First of all, Globalsign only issue *individual* certificates, so when
you sign an app or a driver package, you don't get "Signed by
GlobalSign", but instead "Signed by X, who was vetted by GlobalSign when
the certificate was issued"... exactly the same as what you get when you
run an official libwdi application such as Zadig, and for pretty much
the same purpose: confirm that data (driver package or app) that was
created by person X was not tampered further down the line.
So your question *actually* is: "Do they trust a guy named Pete Batard,
vetted by GlobalSign or some other guy vetted by GlobalSign?"
You have to realize that GlobalSign are not behind you when you sign
anything, so it's not because something bears the stamp of a certificate
issued by a known CA (which is also the case of Zadig), that it's more
trustworthy than another.
Therefore I can only assume that you still don't understand what libwdi
does when it comes to certificate installation, and you somehow are
under the assumption that it installs self-signed certificates that bear
the name of a single individual or something.
Maybe a diagram will help. To make it even more explicit, I will pretend
that the developer signing certificate I got is from GlobalSign instead
of Certum, since it doesn't matter one bit.
Official libwdi chain of trust:
Zadig
|
+ <----- "Trusted" by GlobalSign (dev cert issued by GlobalSign)
|
\/
Zadig (in elevated mode): installation of one-time only self signed
certificates, with a private key that cannot be reused
|
|
\/
certificate in the Windows cert store
/\
|
|
driver package installation, signed with the one-time private key above
Driver package signed by GlobalSign chain of trust:
root certificate from GlobalSign in the Windows cert store
/\
|
+ <------ "Trusted by GlobalSign
|
developer cert issued by GlobalSign
/\
|
|
driver package installation, signed with the end user private key
matching the end user cert issued by GlobalSign.
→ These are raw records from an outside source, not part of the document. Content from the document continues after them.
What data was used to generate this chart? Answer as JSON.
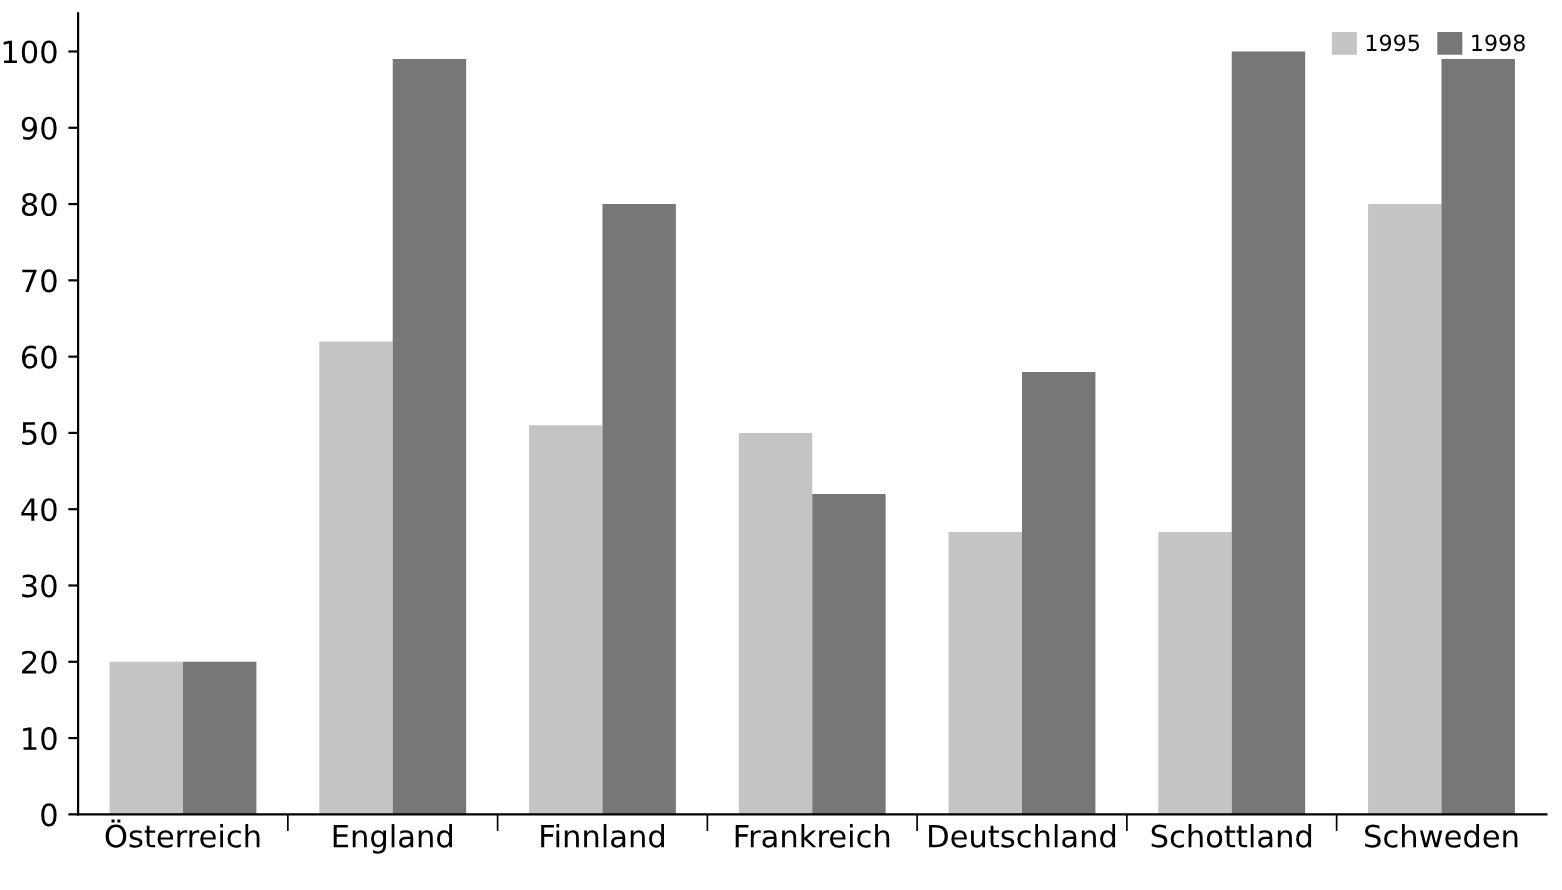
{
  "chart_data": {
    "type": "bar",
    "categories": [
      "Österreich",
      "England",
      "Finnland",
      "Frankreich",
      "Deutschland",
      "Schottland",
      "Schweden"
    ],
    "series": [
      {
        "name": "1995",
        "color": "#c4c4c4",
        "values": [
          20,
          62,
          51,
          50,
          37,
          37,
          80
        ]
      },
      {
        "name": "1998",
        "color": "#777777",
        "values": [
          20,
          99,
          80,
          42,
          58,
          100,
          99
        ]
      }
    ],
    "ylim": [
      0,
      105
    ],
    "yticks": [
      0,
      10,
      20,
      30,
      40,
      50,
      60,
      70,
      80,
      90,
      100
    ],
    "legend": "top right",
    "grid": false
  }
}
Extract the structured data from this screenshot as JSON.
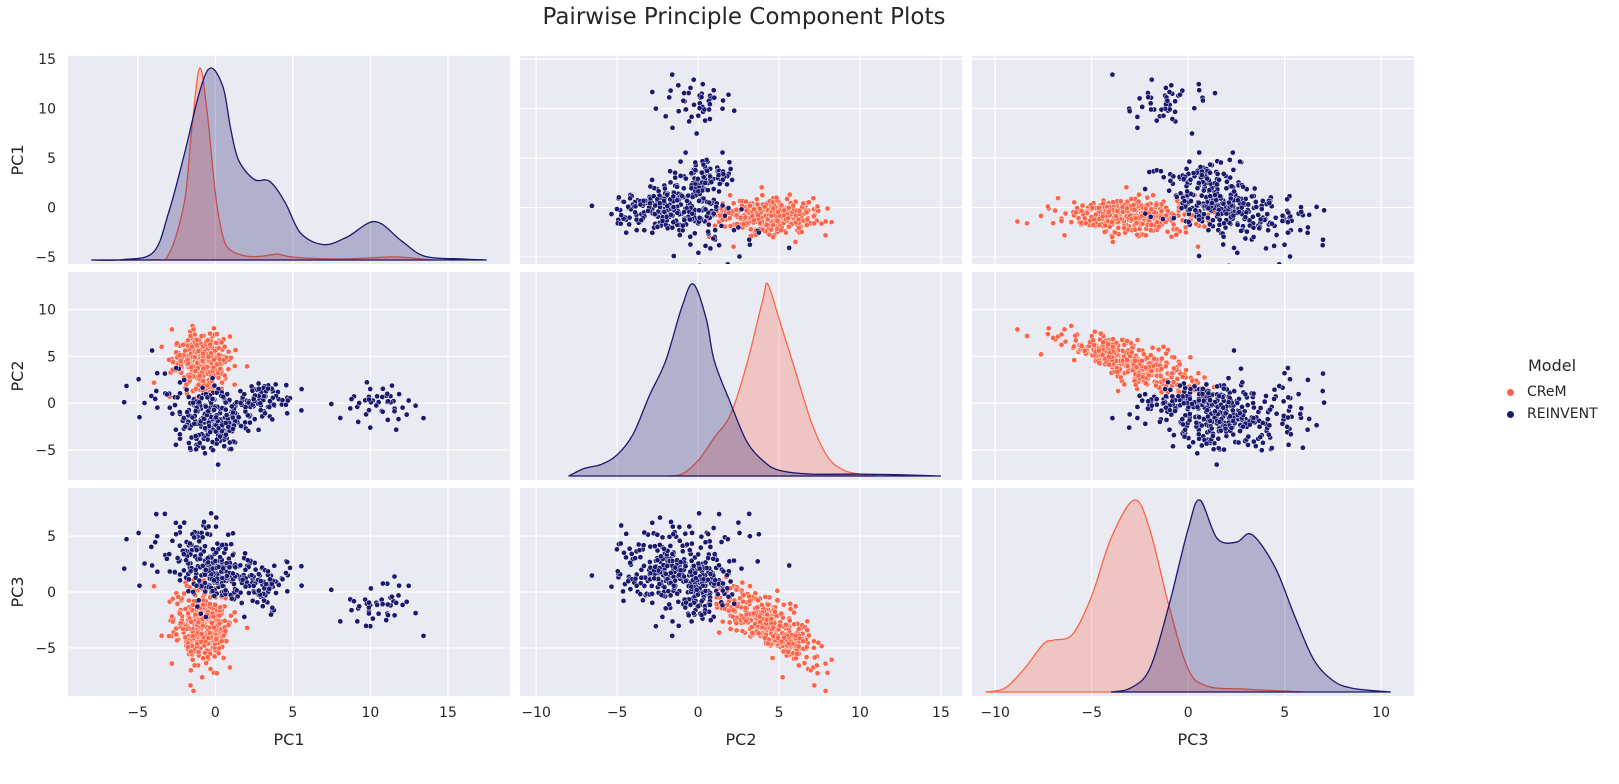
{
  "chart_data": {
    "type": "scatter",
    "title": "Pairwise Principle Component Plots",
    "variables": [
      "PC1",
      "PC2",
      "PC3"
    ],
    "legend": {
      "title": "Model",
      "placement": "right",
      "entries": [
        {
          "name": "CReM",
          "color": "#ff6347"
        },
        {
          "name": "REINVENT",
          "color": "#191970"
        }
      ]
    },
    "grid": true,
    "diagonal": "kde",
    "axes": {
      "PC1": {
        "lim": [
          -9.5,
          19
        ],
        "ticks": [
          -5,
          0,
          5,
          10,
          15
        ],
        "row_ticks": [
          -5,
          0,
          5,
          10,
          15
        ],
        "row_lim": [
          -5.7,
          15.3
        ]
      },
      "PC2": {
        "lim": [
          -11,
          16.3
        ],
        "ticks": [
          -10,
          -5,
          0,
          5,
          10,
          15
        ],
        "row_ticks": [
          -5,
          0,
          5,
          10
        ],
        "row_lim": [
          -8.2,
          14
        ]
      },
      "PC3": {
        "lim": [
          -11.2,
          11.7
        ],
        "ticks": [
          -10,
          -5,
          0,
          5,
          10
        ],
        "row_ticks": [
          -5,
          0,
          5
        ],
        "row_lim": [
          -9.3,
          9.3
        ]
      }
    },
    "series": [
      {
        "name": "CReM",
        "clusters": [
          {
            "n": 380,
            "mean": [
              -0.9,
              4.5,
              -3.1
            ],
            "sd": [
              0.9,
              1.5,
              1.7
            ],
            "corr23": -0.75
          }
        ],
        "kde": {
          "PC1": [
            [
              -8,
              0
            ],
            [
              -4,
              0.002
            ],
            [
              -3,
              0.03
            ],
            [
              -2,
              0.3
            ],
            [
              -1.5,
              0.7
            ],
            [
              -1,
              1.0
            ],
            [
              -0.5,
              0.75
            ],
            [
              0,
              0.35
            ],
            [
              0.5,
              0.12
            ],
            [
              1,
              0.05
            ],
            [
              2,
              0.02
            ],
            [
              3,
              0.02
            ],
            [
              4,
              0.03
            ],
            [
              5,
              0.015
            ],
            [
              8,
              0.005
            ],
            [
              11,
              0.015
            ],
            [
              12,
              0.015
            ],
            [
              14,
              0
            ]
          ],
          "PC2": [
            [
              -2,
              0
            ],
            [
              -1,
              0.01
            ],
            [
              0,
              0.08
            ],
            [
              1,
              0.2
            ],
            [
              2,
              0.32
            ],
            [
              3,
              0.58
            ],
            [
              4,
              0.92
            ],
            [
              4.3,
              1.0
            ],
            [
              5,
              0.82
            ],
            [
              6,
              0.55
            ],
            [
              7,
              0.28
            ],
            [
              8,
              0.1
            ],
            [
              9,
              0.03
            ],
            [
              10,
              0.01
            ],
            [
              11,
              0
            ]
          ],
          "PC3": [
            [
              -10.5,
              0
            ],
            [
              -9.5,
              0.02
            ],
            [
              -8.5,
              0.12
            ],
            [
              -7.5,
              0.25
            ],
            [
              -7,
              0.27
            ],
            [
              -6,
              0.3
            ],
            [
              -5,
              0.5
            ],
            [
              -4,
              0.8
            ],
            [
              -2.8,
              1.0
            ],
            [
              -2,
              0.85
            ],
            [
              -1,
              0.45
            ],
            [
              0,
              0.12
            ],
            [
              1,
              0.03
            ],
            [
              3,
              0.015
            ],
            [
              5,
              0.005
            ],
            [
              6,
              0
            ]
          ]
        }
      },
      {
        "name": "REINVENT",
        "clusters": [
          {
            "n": 170,
            "mean": [
              0.2,
              -1.9,
              1.2
            ],
            "sd": [
              1.0,
              1.6,
              1.2
            ]
          },
          {
            "n": 90,
            "mean": [
              -1.0,
              -1.2,
              3.6
            ],
            "sd": [
              1.0,
              1.7,
              1.6
            ]
          },
          {
            "n": 90,
            "mean": [
              3.2,
              0.3,
              0.6
            ],
            "sd": [
              0.9,
              1.0,
              1.0
            ]
          },
          {
            "n": 45,
            "mean": [
              10.3,
              -0.2,
              -0.7
            ],
            "sd": [
              1.3,
              1.1,
              1.1
            ]
          },
          {
            "n": 20,
            "mean": [
              -3.5,
              1.5,
              3.0
            ],
            "sd": [
              1.0,
              1.5,
              2.0
            ]
          }
        ],
        "kde": {
          "PC1": [
            [
              -8,
              0
            ],
            [
              -6,
              0.002
            ],
            [
              -4,
              0.04
            ],
            [
              -3,
              0.25
            ],
            [
              -2,
              0.55
            ],
            [
              -1,
              0.88
            ],
            [
              -0.3,
              1.0
            ],
            [
              0.5,
              0.9
            ],
            [
              1,
              0.68
            ],
            [
              1.5,
              0.52
            ],
            [
              2.5,
              0.42
            ],
            [
              3.5,
              0.41
            ],
            [
              4.5,
              0.3
            ],
            [
              5.5,
              0.14
            ],
            [
              7,
              0.08
            ],
            [
              8.5,
              0.12
            ],
            [
              10.3,
              0.2
            ],
            [
              12,
              0.1
            ],
            [
              13.5,
              0.02
            ],
            [
              16,
              0.005
            ],
            [
              17.5,
              0
            ]
          ],
          "PC2": [
            [
              -8,
              0
            ],
            [
              -7,
              0.04
            ],
            [
              -6,
              0.06
            ],
            [
              -5,
              0.11
            ],
            [
              -4,
              0.22
            ],
            [
              -3,
              0.42
            ],
            [
              -2,
              0.6
            ],
            [
              -1,
              0.88
            ],
            [
              -0.3,
              1.0
            ],
            [
              0.5,
              0.82
            ],
            [
              1,
              0.6
            ],
            [
              2,
              0.38
            ],
            [
              3,
              0.18
            ],
            [
              4,
              0.08
            ],
            [
              5,
              0.03
            ],
            [
              7,
              0.01
            ],
            [
              10,
              0.01
            ],
            [
              13,
              0.005
            ],
            [
              15,
              0
            ]
          ],
          "PC3": [
            [
              -4,
              0
            ],
            [
              -3,
              0.02
            ],
            [
              -2,
              0.12
            ],
            [
              -1,
              0.45
            ],
            [
              0,
              0.85
            ],
            [
              0.6,
              1.0
            ],
            [
              1.5,
              0.8
            ],
            [
              2.5,
              0.78
            ],
            [
              3.3,
              0.82
            ],
            [
              4.5,
              0.65
            ],
            [
              5.5,
              0.4
            ],
            [
              6.5,
              0.17
            ],
            [
              7.5,
              0.06
            ],
            [
              8.5,
              0.02
            ],
            [
              10.5,
              0
            ]
          ]
        }
      }
    ]
  }
}
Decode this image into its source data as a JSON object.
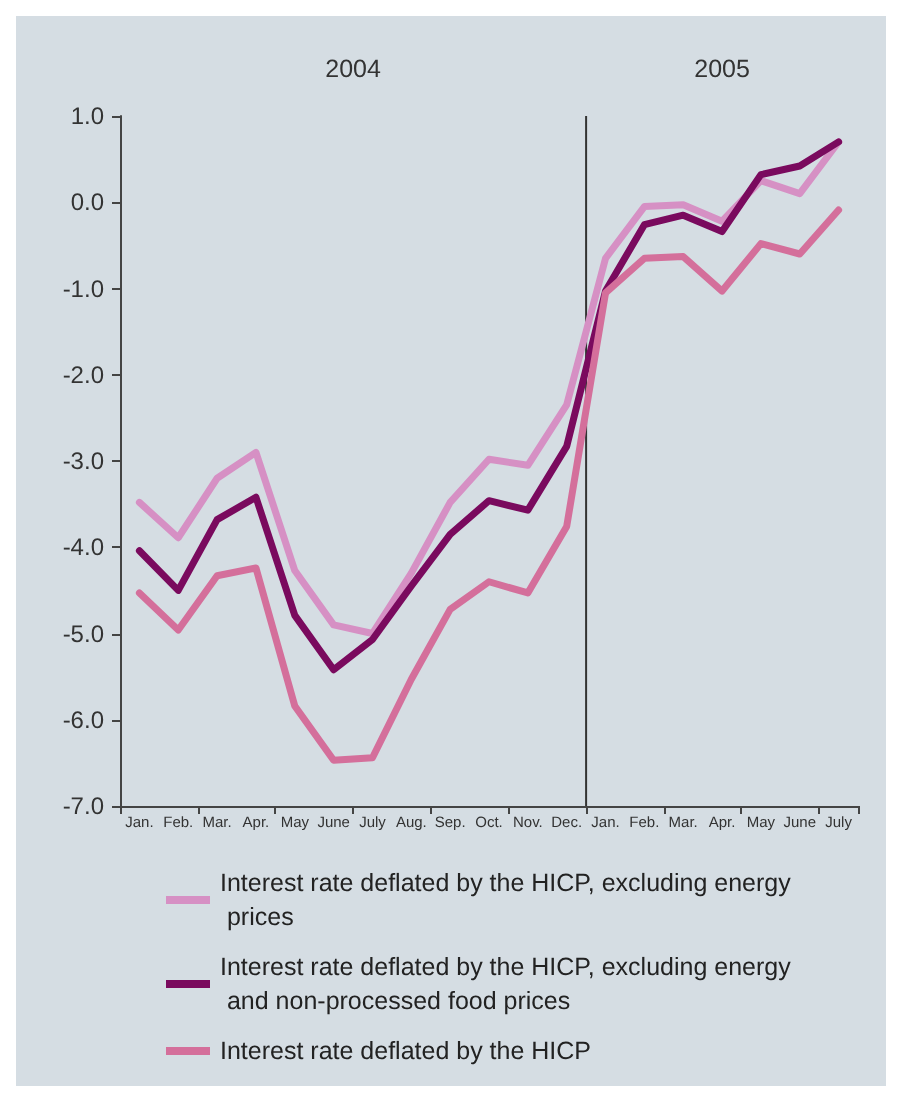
{
  "chart_data": {
    "type": "line",
    "categories": [
      "Jan.",
      "Feb.",
      "Mar.",
      "Apr.",
      "May",
      "June",
      "July",
      "Aug.",
      "Sep.",
      "Oct.",
      "Nov.",
      "Dec.",
      "Jan.",
      "Feb.",
      "Mar.",
      "Apr.",
      "May",
      "June",
      "July"
    ],
    "series": [
      {
        "name": "Interest rate deflated by the HICP, excluding energy prices",
        "color": "#d690c4",
        "values": [
          -3.48,
          -3.89,
          -3.2,
          -2.9,
          -4.27,
          -4.9,
          -5.0,
          -4.3,
          -3.48,
          -2.98,
          -3.05,
          -2.35,
          -0.65,
          -0.05,
          -0.03,
          -0.22,
          0.25,
          0.1,
          0.7
        ]
      },
      {
        "name": "Interest rate deflated by the HICP, excluding energy and non-processed food prices",
        "color": "#7a0a5e",
        "values": [
          -4.04,
          -4.5,
          -3.68,
          -3.42,
          -4.79,
          -5.42,
          -5.07,
          -4.45,
          -3.85,
          -3.46,
          -3.57,
          -2.83,
          -1.03,
          -0.26,
          -0.15,
          -0.34,
          0.32,
          0.42,
          0.7
        ]
      },
      {
        "name": "Interest rate deflated by the HICP",
        "color": "#d46f9b",
        "values": [
          -4.53,
          -4.96,
          -4.33,
          -4.24,
          -5.84,
          -6.47,
          -6.44,
          -5.53,
          -4.72,
          -4.4,
          -4.53,
          -3.76,
          -1.05,
          -0.65,
          -0.63,
          -1.03,
          -0.48,
          -0.6,
          -0.09
        ]
      }
    ],
    "ylim": [
      -7,
      1
    ],
    "yticks": [
      {
        "value": -7,
        "label": "-7.0"
      },
      {
        "value": -6,
        "label": "-6.0"
      },
      {
        "value": -5,
        "label": "-5.0"
      },
      {
        "value": -4,
        "label": "-4.0"
      },
      {
        "value": -3,
        "label": "-3.0"
      },
      {
        "value": -2,
        "label": "-2.0"
      },
      {
        "value": -1,
        "label": "-1.0"
      },
      {
        "value": 0,
        "label": "0.0"
      },
      {
        "value": 1,
        "label": "1.0"
      }
    ],
    "annotations": [
      "2004",
      "2005"
    ],
    "grid": false,
    "legend": "bottom",
    "marker": "none",
    "line_style": "solid"
  }
}
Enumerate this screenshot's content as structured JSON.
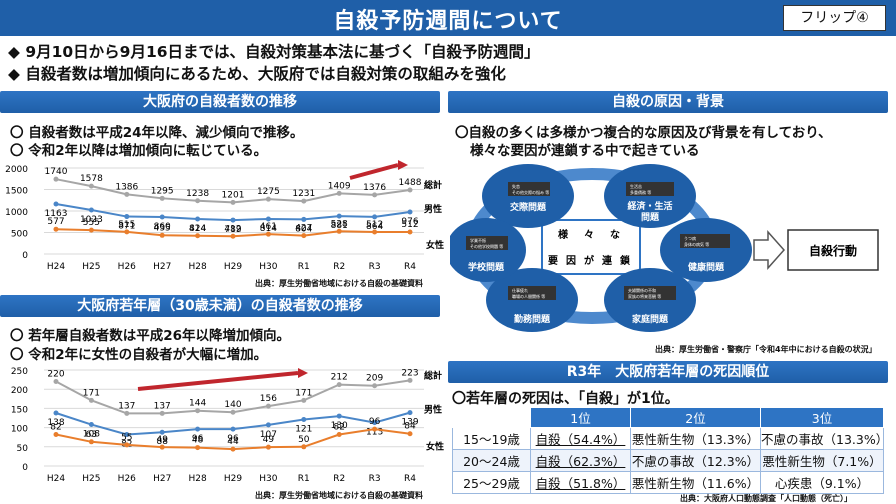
{
  "title": "自殺予防週間について",
  "flip_label": "フリップ④",
  "bullets": [
    "◆ 9月10日から9月16日までは、自殺対策基本法に基づく「自殺予防週間」",
    "◆ 自殺者数は増加傾向にあるため、大阪府では自殺対策の取組みを強化"
  ],
  "left_top": {
    "header": "大阪府の自殺者数の推移",
    "notes": [
      "〇 自殺者数は平成24年以降、減少傾向で推移。",
      "〇 令和2年以降は増加傾向に転じている。"
    ],
    "source": "出典：厚生労働省地域における自殺の基礎資料"
  },
  "left_bottom": {
    "header": "大阪府若年層（30歳未満）の自殺者数の推移",
    "notes": [
      "〇 若年層自殺者数は平成26年以降増加傾向。",
      "〇 令和2年に女性の自殺者が大幅に増加。"
    ],
    "source": "出典：厚生労働省地域における自殺の基礎資料"
  },
  "right_top": {
    "header": "自殺の原因・背景",
    "text1": "〇自殺の多くは多様かつ複合的な原因及び背景を有しており、",
    "text2": "様々な要因が連鎖する中で起きている",
    "nodes": [
      {
        "label": "交際問題",
        "items": [
          "失恋",
          "その他交際の悩み 等"
        ]
      },
      {
        "label": "経済・生活問題",
        "items": [
          "生活苦",
          "多重債務 等"
        ]
      },
      {
        "label": "健康問題",
        "items": [
          "うつ病",
          "身体の病気 等"
        ]
      },
      {
        "label": "家庭問題",
        "items": [
          "夫婦関係の不和",
          "家族の将来悲観 等"
        ]
      },
      {
        "label": "勤務問題",
        "items": [
          "仕事疲れ",
          "職場の人間関係 等"
        ]
      },
      {
        "label": "学校問題",
        "items": [
          "学業不振",
          "その他学校問題 等"
        ]
      }
    ],
    "center_chars": [
      "様",
      "々",
      "な",
      "要",
      "因",
      "が",
      "連",
      "鎖"
    ],
    "result": "自殺行動",
    "source": "出典：厚生労働省・警察庁「令和4年中における自殺の状況」"
  },
  "right_bottom": {
    "header": "R3年　大阪府若年層の死因順位",
    "note_prefix": "〇若年層の死因は、",
    "note_em": "「自殺」が1位。",
    "columns": [
      "",
      "1位",
      "2位",
      "3位"
    ],
    "rows": [
      [
        "15～19歳",
        "自殺（54.4%）",
        "悪性新生物（13.3%）",
        "不慮の事故（13.3%）"
      ],
      [
        "20～24歳",
        "自殺（62.3%）",
        "不慮の事故（12.3%）",
        "悪性新生物（7.1%）"
      ],
      [
        "25～29歳",
        "自殺（51.8%）",
        "悪性新生物（11.6%）",
        "心疾患（9.1%）"
      ]
    ],
    "source": "出典：大阪府人口動態調査「人口動態（死亡）」"
  },
  "chart_data": [
    {
      "type": "line",
      "categories": [
        "H24",
        "H25",
        "H26",
        "H27",
        "H28",
        "H29",
        "H30",
        "R1",
        "R2",
        "R3",
        "R4"
      ],
      "ylim": [
        0,
        2000
      ],
      "yticks": [
        0,
        500,
        1000,
        1500,
        2000
      ],
      "series": [
        {
          "name": "総計",
          "color": "#a6a6a6",
          "values": [
            1740,
            1578,
            1386,
            1295,
            1238,
            1201,
            1275,
            1231,
            1409,
            1376,
            1488
          ]
        },
        {
          "name": "男性",
          "color": "#4a86c8",
          "values": [
            1163,
            1023,
            871,
            860,
            814,
            789,
            814,
            804,
            881,
            864,
            976
          ]
        },
        {
          "name": "女性",
          "color": "#e97e2c",
          "values": [
            577,
            555,
            515,
            435,
            424,
            412,
            461,
            427,
            528,
            512,
            512
          ]
        }
      ]
    },
    {
      "type": "line",
      "categories": [
        "H24",
        "H25",
        "H26",
        "H27",
        "H28",
        "H29",
        "H30",
        "R1",
        "R2",
        "R3",
        "R4"
      ],
      "ylim": [
        0,
        250
      ],
      "yticks": [
        0,
        50,
        100,
        150,
        200,
        250
      ],
      "series": [
        {
          "name": "総計",
          "color": "#a6a6a6",
          "values": [
            220,
            171,
            137,
            137,
            144,
            140,
            156,
            171,
            212,
            209,
            223
          ]
        },
        {
          "name": "男性",
          "color": "#4a86c8",
          "values": [
            138,
            108,
            82,
            88,
            96,
            96,
            107,
            121,
            130,
            113,
            139
          ]
        },
        {
          "name": "女性",
          "color": "#e97e2c",
          "values": [
            82,
            63,
            55,
            49,
            48,
            44,
            49,
            50,
            82,
            96,
            84
          ]
        }
      ]
    }
  ]
}
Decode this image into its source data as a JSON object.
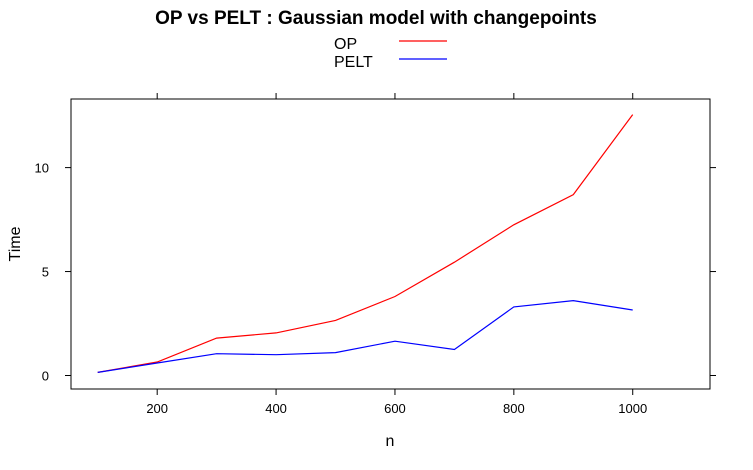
{
  "chart_data": {
    "type": "line",
    "title": "OP vs PELT : Gaussian model with changepoints",
    "xlabel": "n",
    "ylabel": "Time",
    "x": [
      100,
      200,
      300,
      400,
      500,
      600,
      700,
      800,
      900,
      1000
    ],
    "xlim": [
      55,
      1130
    ],
    "ylim": [
      -0.65,
      13.3
    ],
    "xticks": [
      "200",
      "400",
      "600",
      "800",
      "1000"
    ],
    "yticks": [
      "0",
      "5",
      "10"
    ],
    "grid": false,
    "legend_position": "top",
    "series": [
      {
        "name": "OP",
        "color": "#ff0000",
        "values": [
          0.15,
          0.65,
          1.8,
          2.05,
          2.65,
          3.8,
          5.45,
          7.25,
          8.7,
          12.55
        ]
      },
      {
        "name": "PELT",
        "color": "#0000ff",
        "values": [
          0.15,
          0.6,
          1.05,
          1.0,
          1.1,
          1.65,
          1.25,
          3.3,
          3.6,
          3.15
        ]
      }
    ]
  }
}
In both case, you end up with the same level of trust, because it's no
more difficult to obtain a cert from GlobalSign to create a malicious
libwdi app than to obtain one to create a malicious driver package.
The whole concept of a trust chain is based on the prospect that trust
is a transitive property. As such, what an official (signed) libwdi app
does with regards to driver package installation is no less trustworthy
than using a driver package that was signed using a certificate that was
issued by GlobalSign. And in either case, you end up with a GlobalSign
issued certificate at the end of your chain of trust.
> All in all, Let's just say we are very different people when it comes
> to the perception about the world and I respectfully disagree with
> your points about CA and about the libwdi approach.
Except those are not points. Those are facts, which you refuse to
acknowledge as such, and very damagingly so.
> You can have further discussions in the OSR list. Please do not
> post to this libusb-win32 thread any more and I think people
> are bored of this kind of ideology discussion.
Feel free to delete this post all you want and consider the thread
closed. It doesn't change facts that your considerations about the
security risks are erroneous and that you are spewing damaging nonsense.
If you still see as an ideological matter, then please spend some more
time analysing the whole security concept of the official Zadig app, and
the way it installs certificates. I've done what I could to try to bring
you up to speed with that, but there's only so much I can do if you have
already *decided* that libwdi could not be anything else but less
trustworthy than your preferred choice.